Les dispositions d’un décret sont d’ordre public. Le décret fixe les conditions de travail minimales qui doivent être offertes à l’ensemble des salariés concernés, incluant des gens qui ne sont pas syndiqués. Parmi les comités paritaires qui discutent du contenu de ces décrets, l’exemple le plus souvent cité par la FCEI est celui qui encadrait les salons de coiffure pour hommes.

Le dernier qui existait couvrait la région de Gatineau. Le ministre du Travail Jean Boulet a réussi à le faire abolir durant le premier mandat du gouvernement Legault. « On n’en entend plus parler et l’apocalypse qui était appréhendée n’a pas eu lieu », dit-il.

Il existe encore de tels décrets pour encadrer les services automobiles dans plusieurs régions. La FCEI a obtenu des signatures de quelque 1 500 entrepreneurs qui réclament l’abolition de ces vestiges des lois qui ont précédé la Loi sur les normes du travail.

« Les entreprises sont assujetties aux normes de ces conventions collectives même si elles ne les ont pas signées. On ne les invite même pas aux assemblées générales des comités paritaires. Les entrepreneurs découvrent le décret quand c’est publié dans la Gazette officielle. »
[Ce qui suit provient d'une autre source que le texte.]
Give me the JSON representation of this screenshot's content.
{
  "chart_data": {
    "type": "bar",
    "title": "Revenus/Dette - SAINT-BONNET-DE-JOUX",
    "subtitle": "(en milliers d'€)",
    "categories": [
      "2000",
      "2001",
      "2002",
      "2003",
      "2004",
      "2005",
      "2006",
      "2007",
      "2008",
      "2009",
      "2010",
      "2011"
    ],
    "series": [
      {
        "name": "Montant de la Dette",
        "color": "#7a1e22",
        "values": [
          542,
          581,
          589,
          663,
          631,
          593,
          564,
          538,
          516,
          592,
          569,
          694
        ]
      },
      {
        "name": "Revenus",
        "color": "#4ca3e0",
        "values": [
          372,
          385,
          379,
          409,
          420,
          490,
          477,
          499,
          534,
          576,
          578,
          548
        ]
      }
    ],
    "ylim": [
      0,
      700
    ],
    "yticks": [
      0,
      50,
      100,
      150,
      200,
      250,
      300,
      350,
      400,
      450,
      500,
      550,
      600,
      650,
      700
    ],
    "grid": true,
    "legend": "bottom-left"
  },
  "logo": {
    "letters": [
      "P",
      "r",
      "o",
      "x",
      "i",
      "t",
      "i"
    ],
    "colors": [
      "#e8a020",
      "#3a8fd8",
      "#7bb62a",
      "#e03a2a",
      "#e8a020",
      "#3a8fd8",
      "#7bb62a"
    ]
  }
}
On leur impose des obligations de formation continue, une taxe sur la masse salariale, etc. « C’est la quintessence de ce qu’est la paperasserie », dit-il. « Les comités paritaires ne sont même pas assujettis à la Loi sur l’accès à l’information. Ils sont juges et parties en même temps » et ce type de fonctionnement est unique en Amérique du Nord.

« Ce sont de grandes entreprises qui sont derrière ces comités paritaires et qui créent des barrières à l’entrée pour étouffer la concurrence des plus petites entreprises », ajoute François Vincent. Il promet de répéter cette demande lors des travaux parlementaires sur le projet de loi 85.

Une priorité

François Vincent estime que le ministre délégué à l’allègement administratif devrait répondre de ses actions auprès du ministère du Conseil exécutif, donc du bureau du premier ministre, et non pas au ministre de l’Économie. La FCEI en a déjà fait la recommandation dans ses représentations antérieures et « ça sera aussi dans notre mémoire sur le projet de loi 85 », note M. Vincent.

« L’allègement réglementaire, ce n’est pas juste d’avoir moins de règlements, mais c’est d’avoir une saine gouvernance. Comment peut-on améliorer l’efficacité gouvernementale et la prestation de services ? Ça prend un responsable du dossier, avec un plan, des indicateurs de mesure et des résultats, et ça, le gouvernement du Québec le fait. »

Il donne en exemple les dispositions relatives au transport des boissons alcooliques, qui seront assouplies par le projet de loi 85. « On ne parle pas de matières dangereuses ici. »

« Réduire la paperasserie ne coûte pas un sou au gouvernement, mais cela a un impact direct sur la productivité des entreprises », insiste-t-il.